Available for download from Dreamspinner Press
Benson Yee is Chinese, gay, not out to his parents, and sick to death of the Christmas hype. When Benson is asked to plan a dinner for the Jewish Community Center, he meets Josh Singer, who, just like Benson, has no interest in Christmas or in finding a nice girl. Between the two of them, they might find the courage to celebrate the gift of being themselves with the people who love them—no Christmas required.
Solstice Bushes and Hanukkah Wishes
By December first, even though Benson didn’t celebrate Christmas, he couldn’t ignore the fact that Christmas had officially arrived in San Francisco. The tall buildings along the waterfront were draped with glowing lights, every lobby of every office building downtown had some kind of Christmas display and the City’s two specially set up skating rinks were doing a brisk business. Chinatown welcomed it’s version of Christmas too, as pictures of Santa Claus and Rudolph were hung alongside images of the latest anime characters. Christmas music drifted out of shops that at the same time had small alters at their front doors to honor the Taoist God of Wealth. Amid the crazy salad of East and West, the traditional Christmas displays at Old St. Mary’s Cathedral in at the corner of Grant Ave. and California St. looked quite ordinary by comparison.

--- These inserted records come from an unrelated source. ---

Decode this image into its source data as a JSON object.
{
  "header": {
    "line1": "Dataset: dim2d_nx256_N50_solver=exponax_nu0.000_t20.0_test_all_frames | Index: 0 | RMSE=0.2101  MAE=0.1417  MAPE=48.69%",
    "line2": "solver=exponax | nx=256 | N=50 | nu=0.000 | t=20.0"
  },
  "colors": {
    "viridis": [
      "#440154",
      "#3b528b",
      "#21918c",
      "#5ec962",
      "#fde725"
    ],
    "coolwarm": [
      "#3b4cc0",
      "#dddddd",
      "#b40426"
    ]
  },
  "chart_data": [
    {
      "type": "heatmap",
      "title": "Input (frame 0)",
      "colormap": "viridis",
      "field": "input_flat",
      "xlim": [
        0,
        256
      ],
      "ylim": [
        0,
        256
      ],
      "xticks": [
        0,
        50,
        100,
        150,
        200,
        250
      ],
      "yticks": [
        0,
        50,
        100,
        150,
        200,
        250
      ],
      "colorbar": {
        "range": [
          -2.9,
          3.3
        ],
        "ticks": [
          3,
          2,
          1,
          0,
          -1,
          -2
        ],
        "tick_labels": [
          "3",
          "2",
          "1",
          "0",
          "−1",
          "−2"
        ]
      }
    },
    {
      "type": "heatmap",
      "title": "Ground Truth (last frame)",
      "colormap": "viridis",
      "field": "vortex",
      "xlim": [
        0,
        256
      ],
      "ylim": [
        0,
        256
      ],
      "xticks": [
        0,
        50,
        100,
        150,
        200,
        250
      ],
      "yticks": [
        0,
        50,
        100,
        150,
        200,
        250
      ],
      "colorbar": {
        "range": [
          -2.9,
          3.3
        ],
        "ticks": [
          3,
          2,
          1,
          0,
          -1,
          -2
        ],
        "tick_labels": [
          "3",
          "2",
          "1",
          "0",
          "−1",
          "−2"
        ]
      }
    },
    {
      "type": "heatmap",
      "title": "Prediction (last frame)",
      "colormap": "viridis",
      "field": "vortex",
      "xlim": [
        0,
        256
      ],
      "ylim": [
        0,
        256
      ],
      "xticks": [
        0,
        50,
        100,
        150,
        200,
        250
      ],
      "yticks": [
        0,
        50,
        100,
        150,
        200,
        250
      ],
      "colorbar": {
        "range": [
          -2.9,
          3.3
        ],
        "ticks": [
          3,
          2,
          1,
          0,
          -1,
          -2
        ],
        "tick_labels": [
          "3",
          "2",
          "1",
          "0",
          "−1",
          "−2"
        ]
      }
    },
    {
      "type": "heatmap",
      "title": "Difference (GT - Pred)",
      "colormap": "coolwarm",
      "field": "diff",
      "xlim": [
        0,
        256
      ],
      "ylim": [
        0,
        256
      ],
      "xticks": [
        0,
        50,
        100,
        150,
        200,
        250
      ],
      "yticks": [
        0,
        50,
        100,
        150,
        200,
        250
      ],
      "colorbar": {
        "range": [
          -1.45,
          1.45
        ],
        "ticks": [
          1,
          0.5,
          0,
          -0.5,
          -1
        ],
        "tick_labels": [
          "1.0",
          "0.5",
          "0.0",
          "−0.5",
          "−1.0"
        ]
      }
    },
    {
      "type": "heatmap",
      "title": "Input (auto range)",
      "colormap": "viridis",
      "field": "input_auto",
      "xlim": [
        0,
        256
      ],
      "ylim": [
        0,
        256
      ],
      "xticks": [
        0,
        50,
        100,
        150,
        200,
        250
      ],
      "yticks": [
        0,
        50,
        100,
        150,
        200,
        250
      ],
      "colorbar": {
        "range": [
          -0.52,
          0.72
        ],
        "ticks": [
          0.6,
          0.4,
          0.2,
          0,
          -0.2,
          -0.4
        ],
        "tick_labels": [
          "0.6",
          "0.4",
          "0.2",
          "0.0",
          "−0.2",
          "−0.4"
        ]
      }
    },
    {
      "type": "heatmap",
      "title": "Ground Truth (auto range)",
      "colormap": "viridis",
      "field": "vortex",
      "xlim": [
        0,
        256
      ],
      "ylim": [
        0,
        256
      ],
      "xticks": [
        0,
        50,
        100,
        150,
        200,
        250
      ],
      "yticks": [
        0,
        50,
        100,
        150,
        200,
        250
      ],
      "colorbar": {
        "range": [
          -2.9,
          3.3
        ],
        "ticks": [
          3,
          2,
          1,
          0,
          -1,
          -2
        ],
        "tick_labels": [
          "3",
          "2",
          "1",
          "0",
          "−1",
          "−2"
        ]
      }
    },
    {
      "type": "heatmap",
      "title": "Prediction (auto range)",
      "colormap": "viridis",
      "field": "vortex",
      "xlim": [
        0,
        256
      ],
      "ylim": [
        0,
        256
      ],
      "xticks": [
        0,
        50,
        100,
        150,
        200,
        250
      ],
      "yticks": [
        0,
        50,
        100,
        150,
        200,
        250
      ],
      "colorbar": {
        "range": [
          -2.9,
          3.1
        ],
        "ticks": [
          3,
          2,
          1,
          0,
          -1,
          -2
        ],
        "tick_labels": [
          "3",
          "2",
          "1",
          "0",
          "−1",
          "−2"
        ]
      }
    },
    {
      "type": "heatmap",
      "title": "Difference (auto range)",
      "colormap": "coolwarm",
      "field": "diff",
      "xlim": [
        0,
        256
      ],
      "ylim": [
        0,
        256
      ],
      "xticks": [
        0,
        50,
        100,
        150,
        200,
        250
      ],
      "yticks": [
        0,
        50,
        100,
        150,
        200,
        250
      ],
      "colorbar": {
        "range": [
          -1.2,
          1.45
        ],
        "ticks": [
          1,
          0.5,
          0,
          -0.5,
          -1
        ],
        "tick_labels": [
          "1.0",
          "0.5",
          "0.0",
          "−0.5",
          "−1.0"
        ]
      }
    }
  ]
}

“Ah Benson ah, where is the party menu for Mrs. Singer?” Lily Yee asked her son. She spoke to him in a mix of Cantonese and English that had become a habit whenever the family was speaking among themselves.

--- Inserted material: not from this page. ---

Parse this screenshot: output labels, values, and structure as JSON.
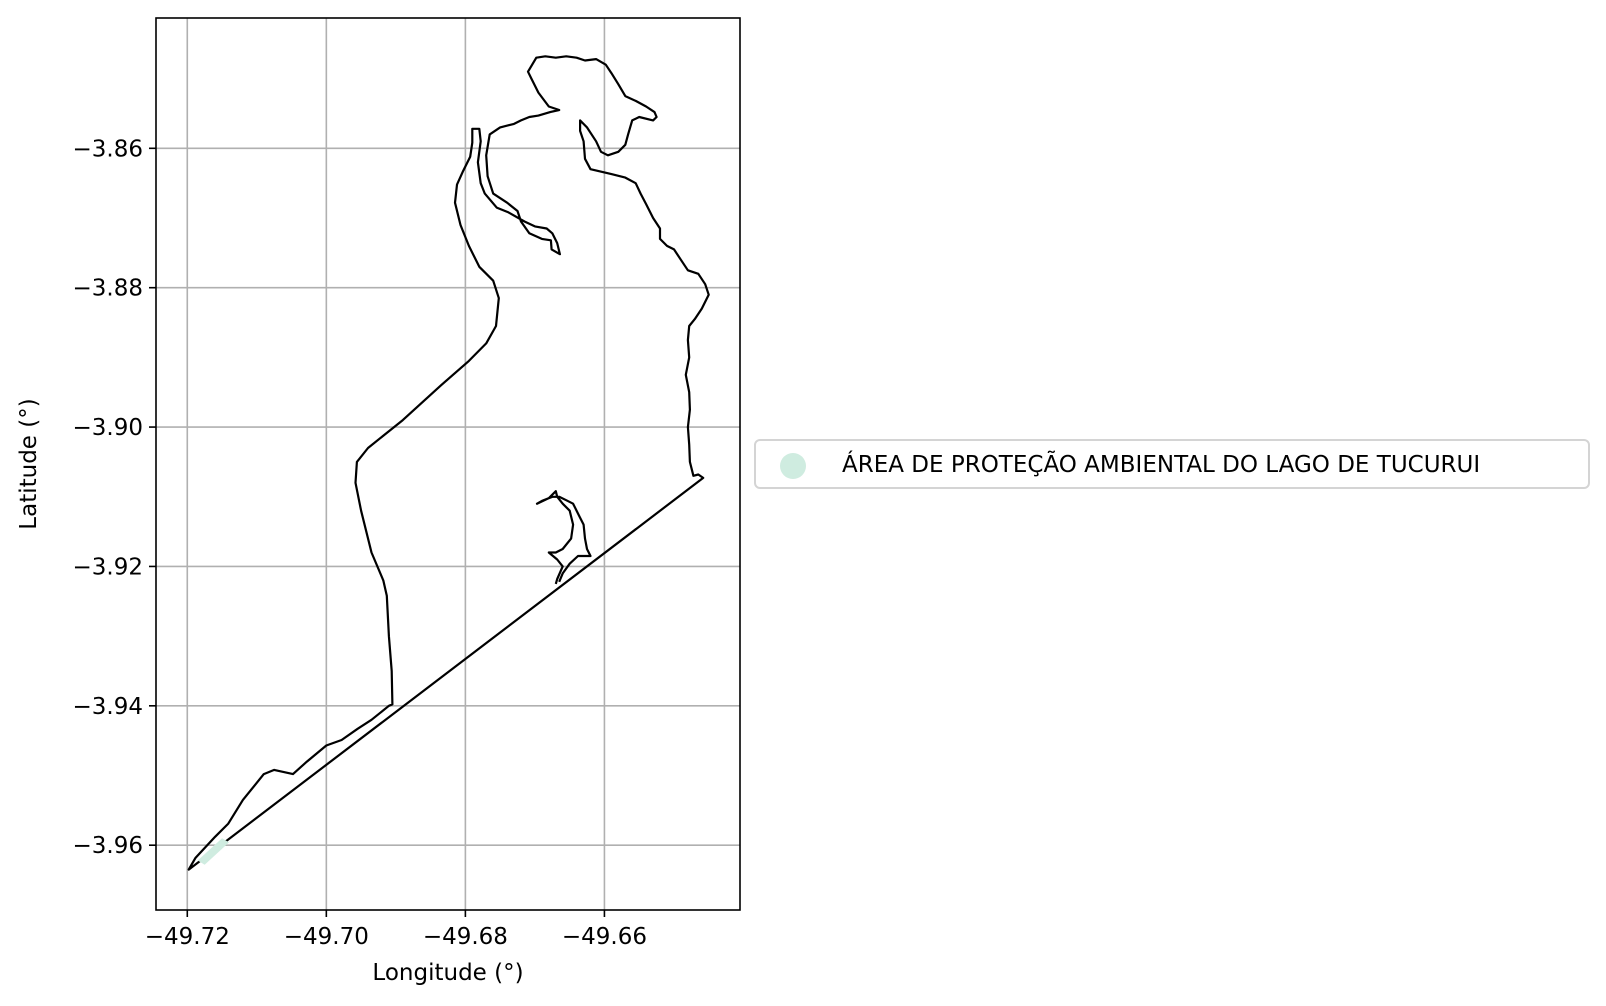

“Mrs. Singer hasn’t gotten back to me yet, Ma. I was going see if she comes in today before I called her.” Benson answered.
Lily was furiously writing away in Chinese on a large pad of paper as she talked. “Don’t’ forget. They don’t like last minute orders,” she said in a business like manner and walked away without even looking up from the list that she was making for the restaurant’s suppliers. Benson was about to reassure his mother that Mrs. Singer was always very good about getting her food order in on time when a man with dark curly hair walked through the door. He was about Benson’s aged, dressed in jeans and an old sweatshirt, he wasn’t what anyone might call gorgeous. He had a pleasant thoughtful face and his slight frame carried just enough extra weight to give the impression that he was at peace with his body. Except for his eyes, the young man was as ordinary looking as anyone on the street. Benson tried not to stare, but he was drawn to the sensitive deep-set brown eyes, which at the moment had the same look of doubt that many customers had on their first visit to the restaurant.

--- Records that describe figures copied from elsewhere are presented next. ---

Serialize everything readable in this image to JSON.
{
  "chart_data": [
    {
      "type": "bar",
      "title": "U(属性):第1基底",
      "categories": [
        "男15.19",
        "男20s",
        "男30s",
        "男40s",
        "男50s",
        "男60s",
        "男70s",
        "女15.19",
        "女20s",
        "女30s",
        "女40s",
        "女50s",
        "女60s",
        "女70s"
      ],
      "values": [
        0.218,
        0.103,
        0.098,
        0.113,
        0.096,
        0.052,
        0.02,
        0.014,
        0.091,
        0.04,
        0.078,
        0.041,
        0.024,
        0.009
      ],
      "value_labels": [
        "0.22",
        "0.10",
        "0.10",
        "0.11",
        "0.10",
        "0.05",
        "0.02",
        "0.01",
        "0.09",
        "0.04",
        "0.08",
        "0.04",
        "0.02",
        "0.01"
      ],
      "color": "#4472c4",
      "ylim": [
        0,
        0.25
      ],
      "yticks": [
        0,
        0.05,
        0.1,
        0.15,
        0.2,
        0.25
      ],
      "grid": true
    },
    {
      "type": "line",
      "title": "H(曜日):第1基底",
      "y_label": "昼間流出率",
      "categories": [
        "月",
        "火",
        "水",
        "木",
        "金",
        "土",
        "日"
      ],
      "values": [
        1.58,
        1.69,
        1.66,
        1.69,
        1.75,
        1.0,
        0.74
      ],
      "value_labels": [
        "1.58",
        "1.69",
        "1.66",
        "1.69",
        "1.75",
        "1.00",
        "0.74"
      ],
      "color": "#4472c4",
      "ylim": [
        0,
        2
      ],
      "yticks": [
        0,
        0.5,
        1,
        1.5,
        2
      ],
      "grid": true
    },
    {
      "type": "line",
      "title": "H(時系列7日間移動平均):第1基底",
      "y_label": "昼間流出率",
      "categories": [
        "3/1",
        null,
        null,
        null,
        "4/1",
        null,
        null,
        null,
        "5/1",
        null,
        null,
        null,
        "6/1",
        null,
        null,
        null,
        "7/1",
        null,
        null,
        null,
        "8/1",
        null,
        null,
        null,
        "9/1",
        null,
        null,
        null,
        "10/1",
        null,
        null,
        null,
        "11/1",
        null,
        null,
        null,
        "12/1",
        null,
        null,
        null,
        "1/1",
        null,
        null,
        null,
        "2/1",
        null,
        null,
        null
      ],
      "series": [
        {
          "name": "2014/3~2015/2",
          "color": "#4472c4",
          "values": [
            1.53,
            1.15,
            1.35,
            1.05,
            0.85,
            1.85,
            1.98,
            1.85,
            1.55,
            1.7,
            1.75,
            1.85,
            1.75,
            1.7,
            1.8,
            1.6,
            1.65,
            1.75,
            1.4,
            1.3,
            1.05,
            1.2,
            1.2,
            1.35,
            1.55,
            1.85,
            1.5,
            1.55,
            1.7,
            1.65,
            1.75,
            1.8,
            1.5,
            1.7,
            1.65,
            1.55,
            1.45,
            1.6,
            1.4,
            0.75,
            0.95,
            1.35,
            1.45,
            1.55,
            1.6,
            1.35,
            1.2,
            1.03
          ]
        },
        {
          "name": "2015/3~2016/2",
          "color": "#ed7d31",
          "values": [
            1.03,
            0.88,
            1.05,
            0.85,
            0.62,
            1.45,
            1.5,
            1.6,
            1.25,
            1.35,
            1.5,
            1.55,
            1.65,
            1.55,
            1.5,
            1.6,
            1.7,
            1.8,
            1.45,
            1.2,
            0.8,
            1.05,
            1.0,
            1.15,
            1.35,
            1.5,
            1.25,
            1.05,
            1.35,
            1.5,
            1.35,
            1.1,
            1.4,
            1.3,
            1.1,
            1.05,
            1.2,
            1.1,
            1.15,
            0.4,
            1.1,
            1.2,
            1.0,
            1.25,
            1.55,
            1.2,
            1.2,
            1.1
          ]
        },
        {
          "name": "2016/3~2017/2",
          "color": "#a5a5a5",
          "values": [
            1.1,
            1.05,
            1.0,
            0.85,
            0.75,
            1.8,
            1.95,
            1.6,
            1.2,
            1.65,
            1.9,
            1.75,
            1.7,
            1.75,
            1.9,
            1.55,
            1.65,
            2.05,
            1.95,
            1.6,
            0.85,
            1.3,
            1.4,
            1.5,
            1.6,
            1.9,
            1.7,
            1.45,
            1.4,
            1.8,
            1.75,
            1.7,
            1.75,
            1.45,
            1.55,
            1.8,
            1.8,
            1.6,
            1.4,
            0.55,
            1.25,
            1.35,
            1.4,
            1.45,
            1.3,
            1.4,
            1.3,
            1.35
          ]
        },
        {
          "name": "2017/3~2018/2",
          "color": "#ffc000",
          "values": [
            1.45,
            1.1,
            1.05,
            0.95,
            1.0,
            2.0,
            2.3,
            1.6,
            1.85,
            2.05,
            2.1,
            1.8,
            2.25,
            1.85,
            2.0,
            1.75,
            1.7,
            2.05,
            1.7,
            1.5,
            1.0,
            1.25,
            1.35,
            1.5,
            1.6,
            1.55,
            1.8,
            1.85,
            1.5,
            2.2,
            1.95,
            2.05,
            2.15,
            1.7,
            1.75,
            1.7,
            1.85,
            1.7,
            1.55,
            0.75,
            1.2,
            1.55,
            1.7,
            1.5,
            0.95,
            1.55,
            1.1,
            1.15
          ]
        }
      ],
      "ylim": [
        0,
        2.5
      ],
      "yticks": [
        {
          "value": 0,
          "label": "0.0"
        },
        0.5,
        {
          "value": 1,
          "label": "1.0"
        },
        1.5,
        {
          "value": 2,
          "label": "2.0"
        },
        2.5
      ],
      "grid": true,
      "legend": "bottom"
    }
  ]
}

“Hi, welcome to the Lotus Garden. Table for one?”
“Well, no actually. I’m here about a group reservation. I’m supposed to speak to a Benson Yee.”
“That would be me,” Benson said cheerfully.
“Oh, yeah, well hi. I’m here about the menu for the community center dinner,” the man said with shy smile. The young man had a quiet air about him that immediately endeared him to Benson.
“Would that be the Jewish Community Center? We were just waiting for Mrs. Singer to give us her menu choices.”
“Mom is in the hospital. She sent me here to do the menu for her.”
“Oh no, what happened! Which hospital? Is she going to be all right?”
“Mom’s at…Mt. Zion? Yeah, Mt. Zion. She fell and broke her hip a few days and had to have hip replacement surgery. The orthopedist says she’ll be out of the hospital day after tomorrow.”
“Oh, UCSF Mt. Zion; they’ll take good care of her there. Good, good. Glad to hear that she’ll be all right. You must be Josh then,” Benson said offering his hand.
“Yeah, that’s right. I guess my mother’s been talking about me,” Josh said in return and clasped Benson’s hand in a firm handshake.
A little flush of giddiness popped from out of nowhere and washed over Benson as they made skin-to-skin contact.
“So this is the man Mrs. Singer is always complaining about. Well, hello brown eyes.” Benson thought, but he quickly averted his gaze and let go when he realized that he was holding onto the hand for just a second longer than he should have.